Ce ne sont que quelques cas parmi les 79 enfants qui sont morts l’année dernière dans le camp de détention d’Al-Hol, en Syrie. En 2021, 35 % des personnes décédées dans le camp d’Al-Hol étaient des enfants de moins de 16 ans.

Une vue du camp d
Une vue du camp d’Al Hol, dans le nord-est de la Syrie, où les familles affiliées à l’État islamique sont rassemblées dans des conditions de vie difficiles.Florent Vergnes

 

« Nous avons vu et entendu beaucoup d’histoires tragiques dans le camp de détention d’Al-Hol, en Syrie, notamment des enfants qui meurent en raison de délais prolongés pour accéder à des soins d’urgence, et des jeunes garçons arrachés à leur mère vers l’âge de 11 ans, pour ne plus jamais être revus », explique Martine Flokstra, responsable des opérations de MSF en Syrie. « Pour les enfants et leurs proches, à Al-Hol, accéder à des soins médicaux, quand ils y arrivent, est souvent une épreuve terrifiante. Les enfants qui ont besoin d’être soignés à l’hôpital principal à environ une heure de route du camp sont escortés par des gardes armés, la plupart du temps sans leurs proches, qui sont rarement autorisés à accompagner les enfants. »

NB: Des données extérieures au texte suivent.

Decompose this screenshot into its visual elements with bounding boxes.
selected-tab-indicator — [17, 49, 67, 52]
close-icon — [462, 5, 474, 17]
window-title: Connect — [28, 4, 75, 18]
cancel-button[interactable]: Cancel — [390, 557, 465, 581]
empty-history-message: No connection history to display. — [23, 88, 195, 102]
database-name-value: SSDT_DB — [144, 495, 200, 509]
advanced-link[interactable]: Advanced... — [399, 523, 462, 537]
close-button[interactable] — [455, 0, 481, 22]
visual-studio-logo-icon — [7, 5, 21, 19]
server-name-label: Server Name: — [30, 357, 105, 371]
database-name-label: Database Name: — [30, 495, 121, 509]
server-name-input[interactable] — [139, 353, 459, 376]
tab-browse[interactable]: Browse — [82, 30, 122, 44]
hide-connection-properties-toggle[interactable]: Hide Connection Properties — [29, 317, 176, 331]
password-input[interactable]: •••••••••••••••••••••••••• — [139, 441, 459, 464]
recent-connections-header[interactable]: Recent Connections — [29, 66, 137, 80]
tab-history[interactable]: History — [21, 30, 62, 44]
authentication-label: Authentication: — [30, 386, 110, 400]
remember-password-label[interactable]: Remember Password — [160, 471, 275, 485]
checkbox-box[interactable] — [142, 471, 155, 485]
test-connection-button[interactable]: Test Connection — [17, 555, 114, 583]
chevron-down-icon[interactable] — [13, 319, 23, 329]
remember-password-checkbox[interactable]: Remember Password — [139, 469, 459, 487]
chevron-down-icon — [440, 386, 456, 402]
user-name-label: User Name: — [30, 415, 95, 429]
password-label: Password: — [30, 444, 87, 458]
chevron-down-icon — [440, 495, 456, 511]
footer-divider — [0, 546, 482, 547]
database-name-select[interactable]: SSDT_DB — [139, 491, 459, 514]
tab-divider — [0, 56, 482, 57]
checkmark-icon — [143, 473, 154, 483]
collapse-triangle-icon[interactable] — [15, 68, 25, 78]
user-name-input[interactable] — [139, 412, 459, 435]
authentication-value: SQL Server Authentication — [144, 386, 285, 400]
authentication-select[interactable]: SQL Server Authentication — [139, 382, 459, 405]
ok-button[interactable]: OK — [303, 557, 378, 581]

« Al-Hol est en fait une immense prison extérieure. La majorité des personnes qui y vivent sont des enfants, souvent nés dans le camp, privés de leur enfance et condamnés à une vie de violence et d’exploitation, avec un soutien médical limité, sans éducation et sans espoir », ajoute Martine Flokstra.

Le camp avait été construit à l’origine pour fournir un hébergement temporaire sûr et des services humanitaires aux personnes déplacées par le conflit en Syrie et en Irak. Le camp d’Al-Hol s’est cependant transformé en prison à ciel ouvert, dangereuse et insalubre, après qu’on y a emmené des personnes en provenance de territoires contrôlés par l’État islamique en décembre 2018.

Lorsque les gens ont commencé à affluer au camp d
Lorsque les gens ont commencé à affluer au camp d’Al Hol, les équipes de MSF ont dû réagir rapidement et installer une tente pour répondre aux besoins massifs de la population arrivante. MSF a commencé ses activités le 12 février 2019.Ricardo Garcia Vilanova

 

« Les membres de la Coalition mondiale contre l’EI et d’autres pays dont les ressortissants restent détenus à Al-Hol ou dans d’autres centres et camps de détention dans le nord-est de la Syrie, ont failli à leurs obligations. »

« Ils doivent prendre leurs responsabilités et trouver des solutions pour les personnes détenues dans le camp. Au lieu de cela, ils ont retardé le processus ou simplement refusé de rapatrier leurs citoyens et citoyennes, allant parfois jusqu’à les dépouiller de leur citoyenneté, en faisant ainsi des apatrides. »

« Malgré la violence et le danger auxquels sont exposées les personnes qui se trouvent à Al-Hol, et trois ans après que plus de 50 000 personnes y ont été déplacées, les efforts pour fermer le camp restent insuffisants. »

« Il n’existe toujours pas de solutions alternatives à long terme pour mettre fin à cette détention arbitraire et indéfinie. Plus les gens sont maintenus longtemps à Al-Hol, plus la situation se dégrade, laissant une nouvelle génération vulnérable à l’exploitation, sans aucune perspective d’une enfance libre de violence », conclut Martine Flokstra.